Gérard Bignolais est un ravisseur de peau. Sourcier de la féminité, alchimiste du corps dont il entend ravir le mystère, il pratique l’empreinte corporelle sur le modèle nu. Les attitudes, les gestes, les expressions sont figés, arrêtés dans un temps impudique qui dit la complicité du modèle, sa soumission tout autant que le combat mené avec la douleur domptée, l’attente, la surprise, la peur face au vertige de l’inconnu affronté.
Si indécence il y a, c’est dans l’affolante vérité que Bignolais nous renvoie, cet autre devenu nous-même. Dans la matérialité subtilisée, il arrête notre vie, en dévoile le non-dit, celui de la chair de l’âme s’offrant dans son innocence comme dans sa complexité troublante. Et si nous sommes si troublés confrontés à ces hommes et à ces femmes, c’est que leur corps parlent. Miroir de l’éternel retour, cette mise à nu parle d’amour et de mort, d’attente et de solitude.
Parce que Bignolais est créateur et non anatomiste, il ne s’en tient pas au seul moulage qui n’est qu’une étape, même si elle reste déterminante dans sa démarche prométhéenne de sculpteur.
De cette seconde peau, il crée une humanité métamorphosée par la terre, par le feu qui entreprennent à leur tour d’en ravir les illusoires beautés soumises aux flétrissures corporelles des ans.
Son humanité à trois temps s’étend de 1980 à 2003. Dans un premier temps, ses femmes renaissent dans une pierre reconstituée dont le grès prend le relais. Chauffées à haute température, ces enveloppes de chair renouent avec la substance par la réaction chimique illuminant chaque visage d’un flamboiement toujours différent en fonction de la terre utilisée. Les sculptures récentes subissent deux cuissons, la seconde se fait à ciel ouvert, la fumée se répand sur les corps.

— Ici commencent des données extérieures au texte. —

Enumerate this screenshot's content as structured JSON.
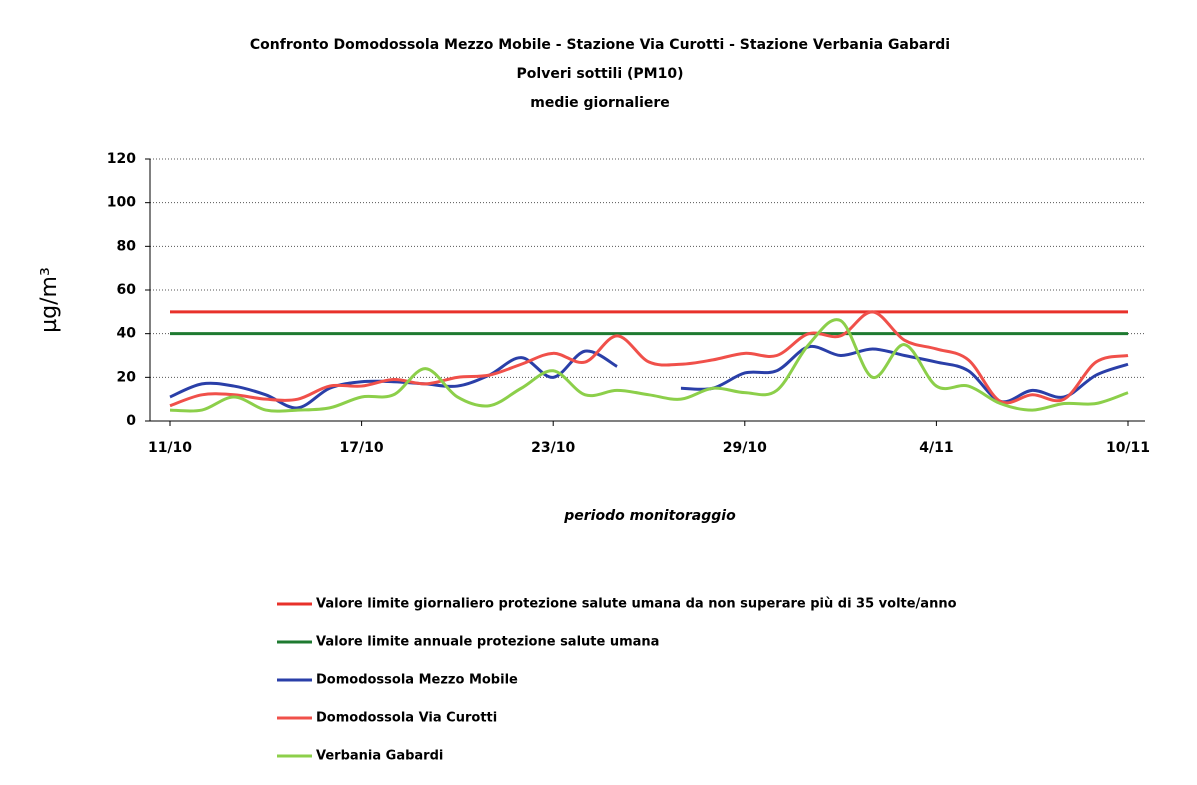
{
  "chart_data": {
    "type": "line",
    "title": "Confronto Domodossola Mezzo Mobile - Stazione Via Curotti - Stazione Verbania Gabardi",
    "subtitle": [
      "Polveri sottili (PM10)",
      "medie giornaliere"
    ],
    "ylabel": "µg/m³",
    "xlabel": "periodo monitoraggio",
    "categories": [
      "11/10",
      null,
      null,
      null,
      null,
      null,
      "17/10",
      null,
      null,
      null,
      null,
      null,
      "23/10",
      null,
      null,
      null,
      null,
      null,
      "29/10",
      null,
      null,
      null,
      null,
      null,
      "4/11",
      null,
      null,
      null,
      null,
      null,
      "10/11"
    ],
    "ylim": [
      0,
      120
    ],
    "yticks": [
      0,
      20,
      40,
      60,
      80,
      100,
      120
    ],
    "grid": true,
    "series": [
      {
        "name": "Valore limite giornaliero protezione salute umana da non superare più di 35 volte/anno",
        "color": "#e8312a",
        "values": [
          50,
          50,
          50,
          50,
          50,
          50,
          50,
          50,
          50,
          50,
          50,
          50,
          50,
          50,
          50,
          50,
          50,
          50,
          50,
          50,
          50,
          50,
          50,
          50,
          50,
          50,
          50,
          50,
          50,
          50,
          50
        ]
      },
      {
        "name": "Valore limite annuale protezione salute umana",
        "color": "#1e7a30",
        "values": [
          40,
          40,
          40,
          40,
          40,
          40,
          40,
          40,
          40,
          40,
          40,
          40,
          40,
          40,
          40,
          40,
          40,
          40,
          40,
          40,
          40,
          40,
          40,
          40,
          40,
          40,
          40,
          40,
          40,
          40,
          40
        ]
      },
      {
        "name": "Domodossola Mezzo Mobile",
        "color": "#2a3fa8",
        "values": [
          11,
          17,
          16,
          12,
          6,
          15,
          18,
          18,
          17,
          16,
          21,
          29,
          20,
          32,
          25,
          null,
          15,
          15,
          22,
          23,
          34,
          30,
          33,
          30,
          27,
          23,
          9,
          14,
          11,
          21,
          26
        ]
      },
      {
        "name": "Domodossola Via Curotti",
        "color": "#f0504a",
        "values": [
          7,
          12,
          12,
          10,
          10,
          16,
          16,
          19,
          17,
          20,
          21,
          26,
          31,
          27,
          39,
          27,
          26,
          28,
          31,
          30,
          40,
          39,
          50,
          37,
          33,
          28,
          9,
          12,
          10,
          27,
          30
        ]
      },
      {
        "name": "Verbania Gabardi",
        "color": "#8ccf4a",
        "values": [
          5,
          5,
          11,
          5,
          5,
          6,
          11,
          12,
          24,
          11,
          7,
          15,
          23,
          12,
          14,
          12,
          10,
          15,
          13,
          14,
          35,
          46,
          20,
          35,
          16,
          16,
          8,
          5,
          8,
          8,
          13
        ]
      }
    ]
  }
}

Bignolais la maîtrise et l’oriente comme il ferait avec un pinceau. La lumière modèle les expressios de visage. De puissants éclairages contrastés momifient le corps marbré, vernissé.
Corps terreux, cendré, corps du crépuscule. Le réalisme vacille devant une fiction peut-être plus troublante. La mise en scène symbolique que Bignolais affectionne renoue avec un quotidien rédempteur.